Crime intentionnel ? Vraiment ? Vous demanderez-vous j’imagine. Oui. Intentionnel. Texaco avait à l’époque mis au point et breveté un système de réinjection des déchets toxiques dans la sous-sol qui devait permettre d’éviter le contamination des sols et des eaux qui prévalait auparavant. Et elle s’en est servie. Mais aux Etats-Unis, pas en Equateur ! Ici, la multinationale a choisi d’utiliser des techniques datant d’avant les années 1970 ! Pourtant, l’article 46 du contrat d’exploitation signé par l’entreprise et le gouvernement équatorien stipulait très clairement que Chevron s’engageait à utiliser les technologies à même de nuire à la faune et à la flore de la zone et d’éviter la contamination des eaux… Pire : 680.000 barils de pétrole ont été vidés dans cette zone, preuve supplémentaire d’un mépris total pour l’environnement amazonien et ses populations.

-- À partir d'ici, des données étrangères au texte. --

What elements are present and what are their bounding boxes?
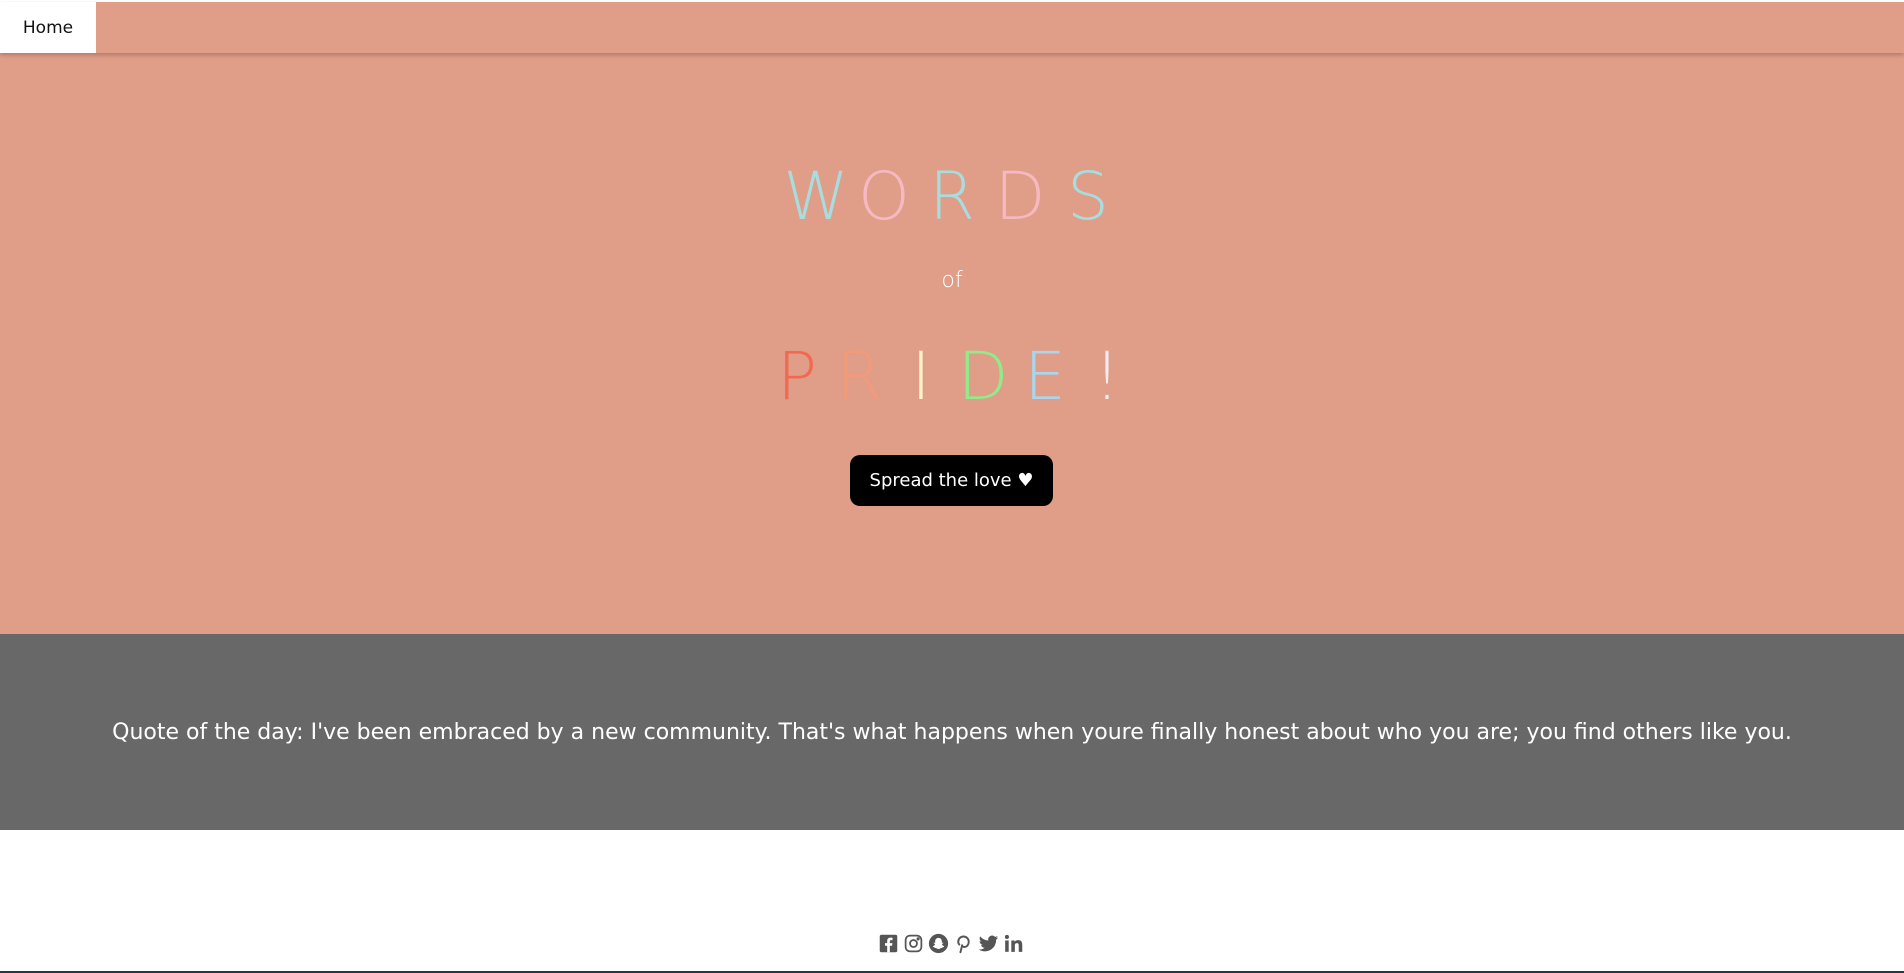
words-letter-w: W <box>783 158 849 235</box>
spread-the-love-button[interactable]: Spread the love ♥ <box>850 455 1053 506</box>
hero-section: W O R D S of P R I D E ! Spread the love… <box>0 53 1904 634</box>
navbar: Home <box>0 2 1904 53</box>
snapchat-icon[interactable] <box>928 931 949 955</box>
quote-of-the-day: Quote of the day: I've been embraced by … <box>112 719 1792 745</box>
words-letter-s: S <box>1067 158 1109 235</box>
pride-letter-p: P <box>777 338 817 415</box>
linkedin-icon[interactable] <box>1003 931 1024 955</box>
of-subtitle: of <box>941 268 963 293</box>
pride-title: P R I D E ! <box>0 338 1904 415</box>
words-letter-o: O <box>858 158 910 235</box>
words-letter-r: R <box>929 158 975 235</box>
words-letter-d: D <box>994 158 1046 235</box>
pride-letter-r: R <box>836 338 882 415</box>
pride-letter-exclamation: ! <box>1093 338 1121 415</box>
twitter-icon[interactable] <box>978 931 999 955</box>
instagram-icon[interactable] <box>903 931 924 955</box>
pinterest-icon[interactable] <box>953 931 974 955</box>
facebook-icon[interactable] <box>878 931 899 955</box>
pride-letter-e: E <box>1024 338 1066 415</box>
quote-section: Quote of the day: I've been embraced by … <box>0 634 1904 830</box>
pride-letter-i: I <box>911 338 931 415</box>
footer <box>0 830 1904 973</box>
pride-letter-d: D <box>957 338 1009 415</box>
words-title: W O R D S <box>0 158 1904 235</box>
nav-home-link[interactable]: Home <box>0 2 96 53</box>
social-links <box>878 931 1024 955</box>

Le temps de la lutte et la sentence contre Texaco

De gros bénéfices en poche et sans le moindre égard pour les populations victimes de son odieux forfait, l’entreprise Texaco a quitté l’Equateur en 1992. A l’époque, les populations locales se sont organisées pour exiger des réparations à hauteur des dégâts environnementaux et des drames humains engendrés par la politique sans scrupule de la firme étatsunienne. En 1993, elles ont créé un Front : le Front de Défense de l’Amazonie. C’est ce Front, et non le gouvernement équatorien qui s’est battu sans relâche et a fini par obtenir qu’un tribunal équatorien accepte de juger les faits en 1997. Pour la petite histoire, Texaco a tout fait pour empêcher que le cas soit jugé par un tribunal étatsunien (comme le voulait initialement le Front de Défense de l’Amazonie), pensant que la justice équatorienne serait trop clémente car plus « docile ».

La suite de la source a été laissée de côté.